BAGHDAD (AP) — The killings of five U.S. soldiers in separate attacks in Baghdad pushed the American death toll for last month up to 49, making it the deadliest month since September.
One soldier died when his vehicle was struck by a roadside bomb. The second died of wounds sustained when he was hit by small-arms fire, the military said yesterday. Both incidents occurred Tuesday in northwestern Baghdad.
A third soldier died after being struck by a bomb while on a foot patrol early yesterday in a northern section of the capital, while another roadside bomb killed two American soldiers in southern Baghdad, the military said in separate statements.
The spike in U.S. troop deaths comes as intense combat has been raging in Sadr City and other neighborhoods between Shi’ite militants and U.S.-Iraq troops for more than a month.
In all, at least 4,061 members of the U.S. military have died since the Iraq war started in March 2003, according to an Associated Press count.
The U.S. military said at least 10 gunmen had been killed in three separate clashes in eastern Baghdad late Tuesday and yesterday.
The latest fighting erupted at the end of March after Prime Minister Nouri al-Maliki launched a crackdown against Shi’ite militias in the southern port city of Basra.

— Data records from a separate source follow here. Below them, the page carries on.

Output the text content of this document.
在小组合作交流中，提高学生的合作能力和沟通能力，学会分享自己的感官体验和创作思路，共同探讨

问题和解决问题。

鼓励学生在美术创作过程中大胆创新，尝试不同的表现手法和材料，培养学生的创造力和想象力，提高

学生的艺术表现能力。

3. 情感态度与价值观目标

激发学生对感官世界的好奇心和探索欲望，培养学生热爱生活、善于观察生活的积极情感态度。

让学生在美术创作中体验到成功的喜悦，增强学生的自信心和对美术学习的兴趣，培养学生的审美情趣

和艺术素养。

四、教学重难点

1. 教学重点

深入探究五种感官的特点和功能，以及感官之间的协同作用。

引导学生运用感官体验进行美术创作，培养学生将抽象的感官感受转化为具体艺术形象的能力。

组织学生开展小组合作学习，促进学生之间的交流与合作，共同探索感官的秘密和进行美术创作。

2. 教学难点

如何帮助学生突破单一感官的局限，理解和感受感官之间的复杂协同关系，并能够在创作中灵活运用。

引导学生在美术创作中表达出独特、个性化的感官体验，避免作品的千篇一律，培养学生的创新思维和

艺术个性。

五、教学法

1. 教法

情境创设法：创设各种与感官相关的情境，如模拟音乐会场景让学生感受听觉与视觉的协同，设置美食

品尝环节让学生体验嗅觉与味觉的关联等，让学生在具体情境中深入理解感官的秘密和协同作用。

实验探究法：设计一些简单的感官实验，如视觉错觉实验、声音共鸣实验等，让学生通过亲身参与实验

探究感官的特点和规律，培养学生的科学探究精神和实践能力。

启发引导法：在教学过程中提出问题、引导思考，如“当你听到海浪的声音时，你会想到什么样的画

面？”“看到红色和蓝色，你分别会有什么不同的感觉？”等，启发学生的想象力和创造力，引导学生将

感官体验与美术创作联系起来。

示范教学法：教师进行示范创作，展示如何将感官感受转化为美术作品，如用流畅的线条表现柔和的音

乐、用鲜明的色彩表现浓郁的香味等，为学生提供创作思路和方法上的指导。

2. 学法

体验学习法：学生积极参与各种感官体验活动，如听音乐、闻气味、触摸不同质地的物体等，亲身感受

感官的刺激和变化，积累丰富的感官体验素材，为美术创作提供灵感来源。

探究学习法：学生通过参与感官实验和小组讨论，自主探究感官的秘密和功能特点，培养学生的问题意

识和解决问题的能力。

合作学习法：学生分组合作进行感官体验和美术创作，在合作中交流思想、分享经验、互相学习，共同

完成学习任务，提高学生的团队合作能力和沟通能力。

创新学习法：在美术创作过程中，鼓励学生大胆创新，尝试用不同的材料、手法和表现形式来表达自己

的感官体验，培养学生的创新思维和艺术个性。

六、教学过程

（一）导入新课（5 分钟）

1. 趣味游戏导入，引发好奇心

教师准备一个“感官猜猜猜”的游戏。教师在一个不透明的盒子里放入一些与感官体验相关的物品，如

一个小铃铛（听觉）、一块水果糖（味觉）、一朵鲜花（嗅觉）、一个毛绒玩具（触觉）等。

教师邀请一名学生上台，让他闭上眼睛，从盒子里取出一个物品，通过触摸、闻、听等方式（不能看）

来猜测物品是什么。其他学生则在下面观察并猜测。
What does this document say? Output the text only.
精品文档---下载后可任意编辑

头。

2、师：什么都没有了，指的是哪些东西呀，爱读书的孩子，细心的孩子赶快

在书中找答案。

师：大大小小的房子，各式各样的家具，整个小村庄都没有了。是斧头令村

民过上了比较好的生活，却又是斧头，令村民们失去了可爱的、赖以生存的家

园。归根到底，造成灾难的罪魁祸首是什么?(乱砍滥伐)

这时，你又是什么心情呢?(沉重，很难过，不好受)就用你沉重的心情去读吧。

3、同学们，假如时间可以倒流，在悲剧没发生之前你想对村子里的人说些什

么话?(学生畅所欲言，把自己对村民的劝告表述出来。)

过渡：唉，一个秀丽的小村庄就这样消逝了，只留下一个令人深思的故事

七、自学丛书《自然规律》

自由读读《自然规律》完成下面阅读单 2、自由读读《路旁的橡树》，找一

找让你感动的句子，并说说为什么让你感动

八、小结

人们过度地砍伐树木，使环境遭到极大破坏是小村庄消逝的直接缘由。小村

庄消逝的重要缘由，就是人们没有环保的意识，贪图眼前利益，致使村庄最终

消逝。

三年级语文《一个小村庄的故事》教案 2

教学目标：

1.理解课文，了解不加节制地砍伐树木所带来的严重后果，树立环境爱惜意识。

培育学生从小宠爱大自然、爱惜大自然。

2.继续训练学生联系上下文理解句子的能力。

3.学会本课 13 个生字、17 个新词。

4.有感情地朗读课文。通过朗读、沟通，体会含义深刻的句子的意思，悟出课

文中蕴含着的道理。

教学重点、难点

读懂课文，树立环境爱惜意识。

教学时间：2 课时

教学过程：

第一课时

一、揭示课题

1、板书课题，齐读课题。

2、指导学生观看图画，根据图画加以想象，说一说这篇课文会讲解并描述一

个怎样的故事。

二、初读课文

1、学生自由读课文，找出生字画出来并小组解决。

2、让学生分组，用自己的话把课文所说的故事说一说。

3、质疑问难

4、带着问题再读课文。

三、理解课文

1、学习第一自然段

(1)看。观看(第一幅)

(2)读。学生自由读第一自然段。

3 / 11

But it quickly spread to Baghdad’s Sadr City, a sprawling slum with about 2.5 million people that is a stronghold of the Mahdi Army militia of anti-American cleric Muqtada al-Sadr.
The militiamen have used the district as a base to fire barrages of missiles and mortar rounds at the U.S.-protected Green Zone, which houses much of the Iraqi government and Western diplomatic missions.
They also have fought running street battles in which hundreds have died. The U.S. military says those killed have been mainly gunmen. But police and medical authorities in Sadr City say innocent civilians frequently have been caught up in the fighting.
Tahseen al-Sheikhly, the spokesman for the civilian side of Baghdad security operations, said yesterday that 925 people had died and 2,605 were wounded in Sadr City. But he gave no time frame or details about how the figure was reached.
Previous Interior Ministry casualty figures for the past month had indicated that less than 400 people had perished. Officials at the Baghdad military operations center said they could not confirm Mr. al-Sheikhly’s count.
Also in Sadr City, AP Television News footage showed a school that had been severely damaged by an explosion on Tuesday. Parts of the two-floor building had pancaked as the result of the blast. Desks were hanging down from the slanting classrooms where the outer walls were blown out by the blast.
Speaking with reporters yesterday, Mr. al-Maliki accused the Mahdi Army of using civilians as human shields and vowed to continue the crackdown against militias.